Scottish church backs gay adoption

PinkNews logo on pink background with rainbow corners.

The Church of Scotland has given its backing to allow gay couples to adopt.

In a meeting of the church and society council at the national church’s general assembly yesterday, committee members agreed that legal recognition for gay adoption would create more solutions for looking after children safely and securely.

The mixture of laymen, consultants and academics said there should be a strict selection process to ensure couples are in a “stable and strong relationship” and any law should have a no “right to adopt” clause.

The report said: “Recognising the need to recruit more potential adoptive parents (while retaining robust selection processes) and the reality that children are currently being adopted by individuals who are living in (opposite or same sex) relationships that are considered as relevant to the adoption by the agencies involved, we can see some force in giving legal recognition to the realities of these situations, which might also enhance their stability, to the long-term benefit of adopted children.

“Given that the alternatives for many children under the present legislation are far from ideal, often involving successive short-term fostering, we would, on balance, support the proposals to allow unmarried or unregistered couples (of different sexes or of the same sex) to adopt jointly. While we therefore do not believe that the status of the relationship between adult potential adopters should be an absolute bar to them adopting jointly, we would hope that there would be explicit recognition that no “right to adopt” is created by the Bill, and that, therefore, the stability and “enduring nature” of the relationship are appropriately part of a robust selection process.”
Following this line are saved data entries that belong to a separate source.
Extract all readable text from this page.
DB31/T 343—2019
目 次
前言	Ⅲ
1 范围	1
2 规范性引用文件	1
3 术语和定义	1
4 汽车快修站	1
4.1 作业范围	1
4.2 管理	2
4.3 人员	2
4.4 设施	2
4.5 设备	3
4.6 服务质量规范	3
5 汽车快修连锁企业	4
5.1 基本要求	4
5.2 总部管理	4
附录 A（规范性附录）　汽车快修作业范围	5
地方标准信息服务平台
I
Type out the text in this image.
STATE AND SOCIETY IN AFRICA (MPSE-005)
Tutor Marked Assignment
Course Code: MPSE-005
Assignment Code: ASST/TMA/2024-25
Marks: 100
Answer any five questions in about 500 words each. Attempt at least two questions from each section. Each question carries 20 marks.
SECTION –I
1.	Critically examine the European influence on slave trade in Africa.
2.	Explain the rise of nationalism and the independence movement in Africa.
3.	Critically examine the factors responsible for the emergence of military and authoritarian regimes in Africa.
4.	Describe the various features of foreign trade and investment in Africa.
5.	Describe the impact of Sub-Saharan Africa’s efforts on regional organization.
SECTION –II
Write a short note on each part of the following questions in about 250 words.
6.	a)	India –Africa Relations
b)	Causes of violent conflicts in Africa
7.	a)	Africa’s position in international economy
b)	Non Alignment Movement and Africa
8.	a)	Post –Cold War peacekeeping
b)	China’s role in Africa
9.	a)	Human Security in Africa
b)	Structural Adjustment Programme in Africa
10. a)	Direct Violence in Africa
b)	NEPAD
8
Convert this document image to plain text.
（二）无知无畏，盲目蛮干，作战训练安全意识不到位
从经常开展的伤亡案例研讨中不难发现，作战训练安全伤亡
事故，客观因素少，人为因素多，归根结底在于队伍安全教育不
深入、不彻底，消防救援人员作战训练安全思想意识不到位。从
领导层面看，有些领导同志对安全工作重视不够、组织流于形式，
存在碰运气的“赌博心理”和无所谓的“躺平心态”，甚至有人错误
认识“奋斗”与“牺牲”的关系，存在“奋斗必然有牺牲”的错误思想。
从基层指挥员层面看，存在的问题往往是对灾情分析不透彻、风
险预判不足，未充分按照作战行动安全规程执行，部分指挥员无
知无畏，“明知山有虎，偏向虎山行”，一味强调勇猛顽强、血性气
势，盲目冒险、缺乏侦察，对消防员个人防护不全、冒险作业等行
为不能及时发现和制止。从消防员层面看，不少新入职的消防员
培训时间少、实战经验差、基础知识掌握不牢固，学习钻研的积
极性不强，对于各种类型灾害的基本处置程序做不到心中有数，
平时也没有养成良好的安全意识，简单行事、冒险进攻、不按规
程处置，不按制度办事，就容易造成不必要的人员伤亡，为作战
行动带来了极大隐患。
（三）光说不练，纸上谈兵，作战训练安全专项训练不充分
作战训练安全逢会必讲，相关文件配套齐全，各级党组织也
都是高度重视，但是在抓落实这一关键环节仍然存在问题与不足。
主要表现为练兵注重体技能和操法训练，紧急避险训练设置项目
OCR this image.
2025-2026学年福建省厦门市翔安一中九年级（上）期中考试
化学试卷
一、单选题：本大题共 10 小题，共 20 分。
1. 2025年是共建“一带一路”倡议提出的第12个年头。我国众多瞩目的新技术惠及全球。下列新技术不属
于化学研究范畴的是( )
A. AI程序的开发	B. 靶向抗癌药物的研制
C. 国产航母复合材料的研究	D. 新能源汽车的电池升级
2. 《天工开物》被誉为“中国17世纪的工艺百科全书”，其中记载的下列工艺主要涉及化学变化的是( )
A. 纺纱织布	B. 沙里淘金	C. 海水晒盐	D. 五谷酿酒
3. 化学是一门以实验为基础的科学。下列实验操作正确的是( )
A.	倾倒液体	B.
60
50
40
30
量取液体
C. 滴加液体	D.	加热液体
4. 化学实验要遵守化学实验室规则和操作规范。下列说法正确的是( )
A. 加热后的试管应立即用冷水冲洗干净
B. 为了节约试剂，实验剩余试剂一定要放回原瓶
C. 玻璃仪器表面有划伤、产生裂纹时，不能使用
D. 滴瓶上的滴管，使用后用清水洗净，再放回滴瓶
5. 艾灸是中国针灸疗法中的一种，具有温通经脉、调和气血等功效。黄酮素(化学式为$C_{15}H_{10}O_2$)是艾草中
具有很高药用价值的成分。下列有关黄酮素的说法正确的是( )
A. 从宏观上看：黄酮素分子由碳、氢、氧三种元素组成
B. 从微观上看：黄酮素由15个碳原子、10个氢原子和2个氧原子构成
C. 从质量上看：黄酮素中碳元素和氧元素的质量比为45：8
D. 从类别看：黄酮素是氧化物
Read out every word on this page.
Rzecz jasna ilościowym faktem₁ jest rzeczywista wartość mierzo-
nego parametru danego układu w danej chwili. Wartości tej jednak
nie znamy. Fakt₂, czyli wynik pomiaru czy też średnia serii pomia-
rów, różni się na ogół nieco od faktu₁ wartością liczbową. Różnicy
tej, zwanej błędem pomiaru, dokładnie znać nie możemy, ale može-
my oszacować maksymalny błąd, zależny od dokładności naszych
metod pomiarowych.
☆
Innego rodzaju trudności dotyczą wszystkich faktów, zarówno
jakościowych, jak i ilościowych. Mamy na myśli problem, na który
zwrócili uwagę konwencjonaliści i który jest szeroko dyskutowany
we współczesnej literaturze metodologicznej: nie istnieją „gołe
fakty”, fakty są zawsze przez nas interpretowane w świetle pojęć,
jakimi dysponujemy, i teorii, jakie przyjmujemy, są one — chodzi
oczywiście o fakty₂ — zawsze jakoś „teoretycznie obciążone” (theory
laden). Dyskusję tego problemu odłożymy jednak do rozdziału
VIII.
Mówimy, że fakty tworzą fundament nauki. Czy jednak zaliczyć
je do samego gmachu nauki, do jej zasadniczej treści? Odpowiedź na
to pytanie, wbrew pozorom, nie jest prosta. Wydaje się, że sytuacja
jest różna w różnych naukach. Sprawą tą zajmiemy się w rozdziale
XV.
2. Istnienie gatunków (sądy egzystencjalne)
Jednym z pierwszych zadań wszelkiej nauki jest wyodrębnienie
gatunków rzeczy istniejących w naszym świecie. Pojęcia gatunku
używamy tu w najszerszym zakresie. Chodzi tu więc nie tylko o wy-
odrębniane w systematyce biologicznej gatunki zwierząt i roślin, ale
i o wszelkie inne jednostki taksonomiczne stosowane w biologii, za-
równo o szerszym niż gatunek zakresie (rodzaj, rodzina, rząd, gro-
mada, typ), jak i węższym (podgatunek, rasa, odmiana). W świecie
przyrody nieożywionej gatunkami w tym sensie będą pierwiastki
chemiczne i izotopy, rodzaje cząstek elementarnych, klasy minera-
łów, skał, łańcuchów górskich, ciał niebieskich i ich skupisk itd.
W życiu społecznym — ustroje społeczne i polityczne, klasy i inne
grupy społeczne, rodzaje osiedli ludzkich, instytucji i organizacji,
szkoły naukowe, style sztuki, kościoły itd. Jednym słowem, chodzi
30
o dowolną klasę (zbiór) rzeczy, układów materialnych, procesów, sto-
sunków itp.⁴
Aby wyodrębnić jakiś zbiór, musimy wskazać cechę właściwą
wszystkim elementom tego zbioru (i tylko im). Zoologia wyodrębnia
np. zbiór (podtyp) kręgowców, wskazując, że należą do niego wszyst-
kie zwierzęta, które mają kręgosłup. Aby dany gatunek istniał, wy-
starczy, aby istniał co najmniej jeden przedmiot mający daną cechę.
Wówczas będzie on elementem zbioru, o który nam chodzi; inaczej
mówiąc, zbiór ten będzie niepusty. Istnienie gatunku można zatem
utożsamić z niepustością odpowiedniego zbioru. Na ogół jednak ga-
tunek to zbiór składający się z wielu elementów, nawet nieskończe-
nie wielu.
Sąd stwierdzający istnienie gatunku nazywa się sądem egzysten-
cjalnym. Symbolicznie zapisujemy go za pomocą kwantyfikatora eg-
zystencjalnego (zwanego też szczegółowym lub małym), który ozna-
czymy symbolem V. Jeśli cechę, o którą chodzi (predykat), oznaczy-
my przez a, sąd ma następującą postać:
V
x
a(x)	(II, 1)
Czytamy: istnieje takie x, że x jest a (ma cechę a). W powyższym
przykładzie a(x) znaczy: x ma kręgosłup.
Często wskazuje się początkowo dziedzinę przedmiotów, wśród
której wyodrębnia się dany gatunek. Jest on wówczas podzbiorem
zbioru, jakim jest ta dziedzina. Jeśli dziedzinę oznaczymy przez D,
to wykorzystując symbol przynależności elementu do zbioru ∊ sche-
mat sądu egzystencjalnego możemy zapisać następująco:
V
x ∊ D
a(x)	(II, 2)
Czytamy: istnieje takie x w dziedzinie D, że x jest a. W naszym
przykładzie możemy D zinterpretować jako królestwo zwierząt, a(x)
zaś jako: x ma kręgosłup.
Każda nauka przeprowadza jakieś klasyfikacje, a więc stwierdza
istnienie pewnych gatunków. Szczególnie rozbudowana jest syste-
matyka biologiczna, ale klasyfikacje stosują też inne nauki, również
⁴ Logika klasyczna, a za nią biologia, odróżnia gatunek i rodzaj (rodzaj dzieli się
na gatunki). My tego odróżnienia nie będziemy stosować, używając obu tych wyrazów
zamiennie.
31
Senior Bishops led by the Bishop of Motherwell, Reverend Joseph Devine, have previously sought a “conscience clause” giving the church and other faith-based groups the right to reject applicants to their adoption agencies on the basis of gender. They fear Catholic-run adoption societies will be challenged under The Adoption Bill, produced in March, which aims to counter a significant reduction in families available for vulnerable children by allowing gay and unmarried couples to adopt.

Currently individual homosexuals can adopt, but their partners have no legal rights. The new law, expected to come into force next year, will grant both of them equal parental rights and give same- sex couples the opportunity to adopt.

Unmarried gay couples in England and Wales have had adoption rights since 2002.